Yesterday the government announced £298 billion on defence. Today the row is about the roads it cut to pay for it. That tells you everything about how this plan was built.
The Department for Transport will lose £700 million from its roads budget. The A46 Newark Bypass and the A38 Derby Junctions are on the chopping block, both part of the government’s own £27 billion Road Investment Strategy announced earlier in 2026. Neither has entered contract. Both were described by local MPs as well advanced and strategically important. Both were promised to communities that were told infrastructure investment was coming. Both have been offered up to pay for submarines and drones that those communities will never see.
East Midlands Mayor Claire Ward said her region appeared to be “the only region told it is sacrificing its road investment programme.” She was not consulted. Lincoln MP Hamish Falconer, Labour, called the A46 scheme “excellent value for money and of strategic importance” and said he would seek an urgent meeting with the incoming Prime Minister. The TSSA general secretary said “it is because of decisions like this that Keir Starmer’s premiership came to an end.”
This is the pattern that destroyed Starmer.
She is right. Promise investment. Announce the headline. Then quietly raid the budgets that were supposed to deliver the investment to pay for something else. The winter fuel cut was the first. The employer National Insurance increase was the second. The road cuts are the third. Each time the same structure: a big national announcement funded by taking money from the people who were told they would benefit from it.
The maths. £15 billion additional defence spending. £10.3 billion identified. £4.7 billion unfunded, to be confirmed at Budget 2026. The £700 million from roads and £2 billion from Energy are part of the £10.3 billion.
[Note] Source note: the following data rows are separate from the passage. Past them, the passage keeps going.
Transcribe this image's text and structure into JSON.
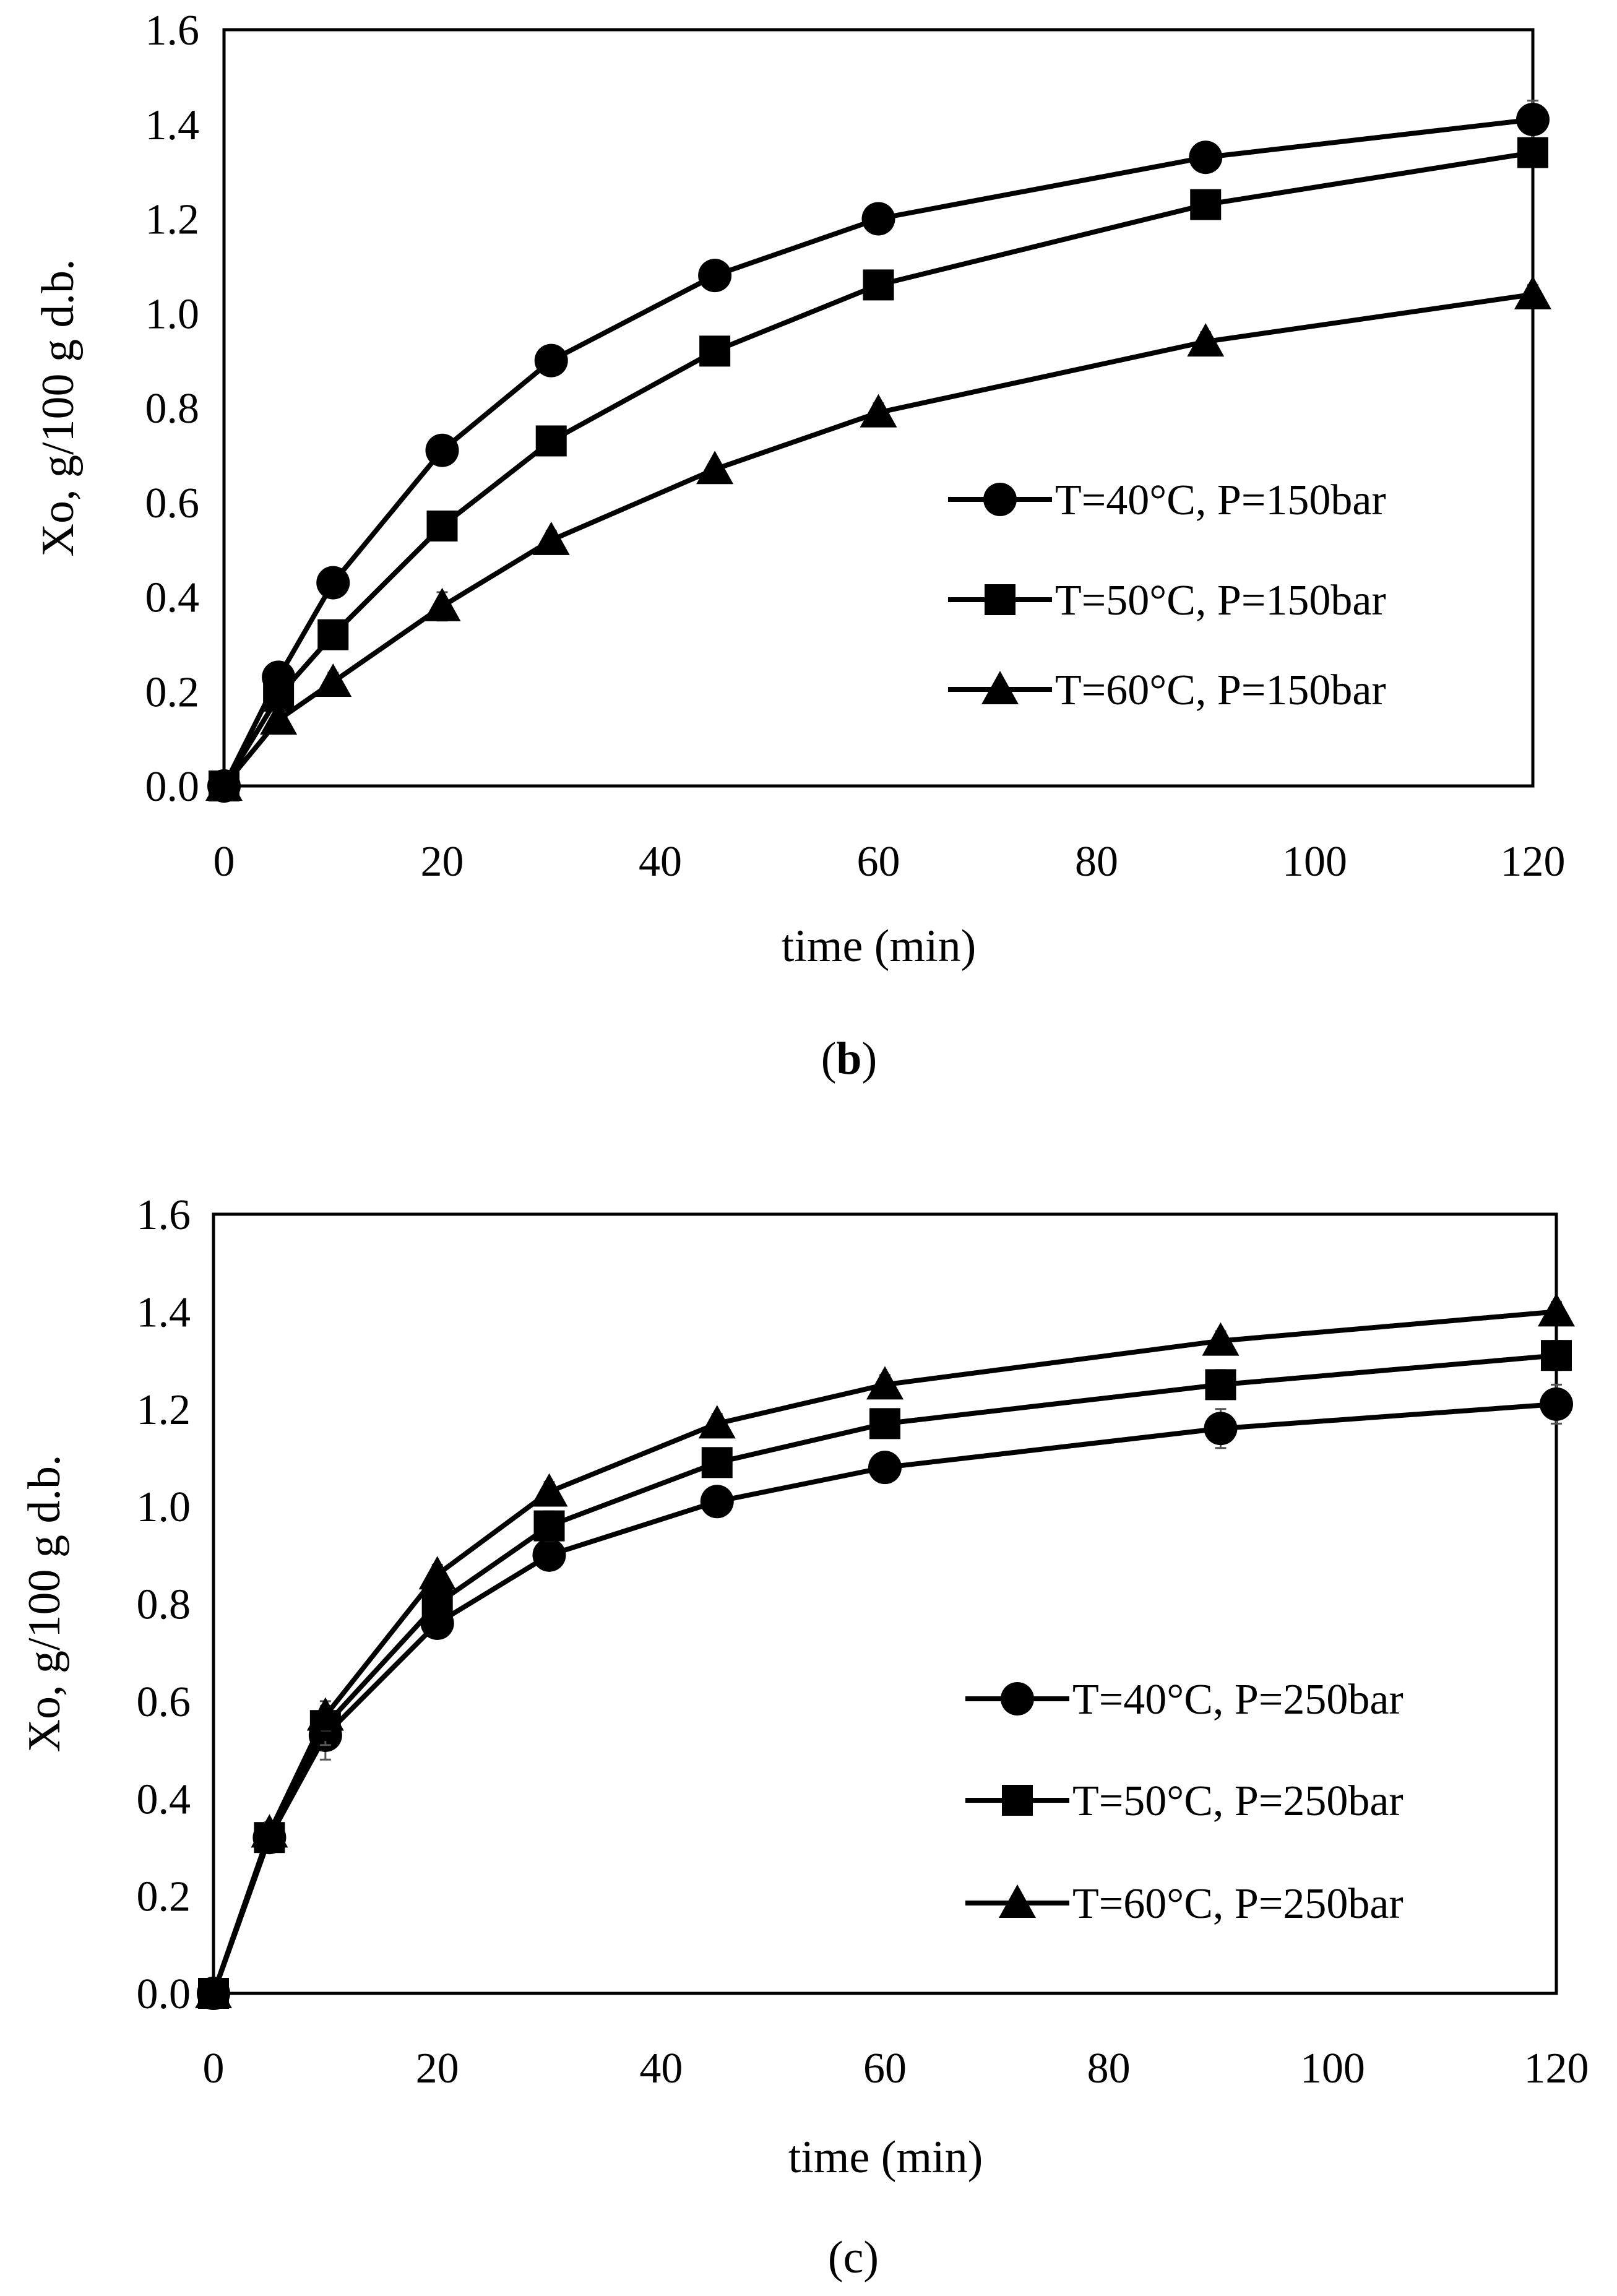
{
  "chart_data": [
    {
      "type": "line",
      "panel_label": "b",
      "xlabel": "time (min)",
      "ylabel": "Xo, g/100 g d.b.",
      "xlim": [
        0,
        120
      ],
      "ylim": [
        0,
        1.6
      ],
      "xticks": [
        "0",
        "20",
        "40",
        "60",
        "80",
        "100",
        "120"
      ],
      "yticks": [
        "0.0",
        "0.2",
        "0.4",
        "0.6",
        "0.8",
        "1.0",
        "1.2",
        "1.4",
        "1.6"
      ],
      "legend_position": "right",
      "x": [
        0,
        5,
        10,
        20,
        30,
        45,
        60,
        90,
        120
      ],
      "series": [
        {
          "name": "T=40°C, P=150bar",
          "marker": "circle",
          "values": [
            0,
            0.23,
            0.43,
            0.71,
            0.9,
            1.08,
            1.2,
            1.33,
            1.41
          ],
          "errors": [
            0,
            0.01,
            0.02,
            0.03,
            0.02,
            0.01,
            0.02,
            0.02,
            0.04
          ]
        },
        {
          "name": "T=50°C, P=150bar",
          "marker": "square",
          "values": [
            0,
            0.19,
            0.32,
            0.55,
            0.73,
            0.92,
            1.06,
            1.23,
            1.34
          ],
          "errors": [
            0,
            0.01,
            0.02,
            0.02,
            0.02,
            0.02,
            0.02,
            0.02,
            0.02
          ]
        },
        {
          "name": "T=60°C, P=150bar",
          "marker": "triangle",
          "values": [
            0,
            0.14,
            0.22,
            0.38,
            0.52,
            0.67,
            0.79,
            0.94,
            1.04
          ],
          "errors": [
            0,
            0.01,
            0.02,
            0.03,
            0.02,
            0.01,
            0.02,
            0.02,
            0.02
          ]
        }
      ]
    },
    {
      "type": "line",
      "panel_label": "c",
      "xlabel": "time (min)",
      "ylabel": "Xo, g/100 g d.b.",
      "xlim": [
        0,
        120
      ],
      "ylim": [
        0,
        1.6
      ],
      "xticks": [
        "0",
        "20",
        "40",
        "60",
        "80",
        "100",
        "120"
      ],
      "yticks": [
        "0.0",
        "0.2",
        "0.4",
        "0.6",
        "0.8",
        "1.0",
        "1.2",
        "1.4",
        "1.6"
      ],
      "legend_position": "right",
      "x": [
        0,
        5,
        10,
        20,
        30,
        45,
        60,
        90,
        120
      ],
      "series": [
        {
          "name": "T=40°C, P=250bar",
          "marker": "circle",
          "values": [
            0,
            0.32,
            0.53,
            0.76,
            0.9,
            1.01,
            1.08,
            1.16,
            1.21
          ],
          "errors": [
            0,
            0.02,
            0.05,
            0.02,
            0.02,
            0.01,
            0.03,
            0.04,
            0.04
          ]
        },
        {
          "name": "T=50°C, P=250bar",
          "marker": "square",
          "values": [
            0,
            0.32,
            0.55,
            0.8,
            0.96,
            1.09,
            1.17,
            1.25,
            1.31
          ],
          "errors": [
            0,
            0.02,
            0.04,
            0.02,
            0.03,
            0.02,
            0.02,
            0.03,
            0.03
          ]
        },
        {
          "name": "T=60°C, P=250bar",
          "marker": "triangle",
          "values": [
            0,
            0.33,
            0.57,
            0.86,
            1.03,
            1.17,
            1.25,
            1.34,
            1.4
          ],
          "errors": [
            0,
            0.02,
            0.03,
            0.02,
            0.02,
            0.02,
            0.02,
            0.02,
            0.02
          ]
        }
      ]
    }
  ]
}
Every department contributes 1 percent of its capital budget. Pothole repair, rail and bus services are supposedly protected. The things being cut are the road upgrades promised to communities outside London.
Burnham gave a speech on Monday about rewiring Britain and devolving power to the regions. One day later the government he is about to inherit cut regional road projects to fund national defence. If No10 North is going to mean anything, it needs to start by not taking money from the North to pay for the South’s priorities. That contradiction arrived before he did.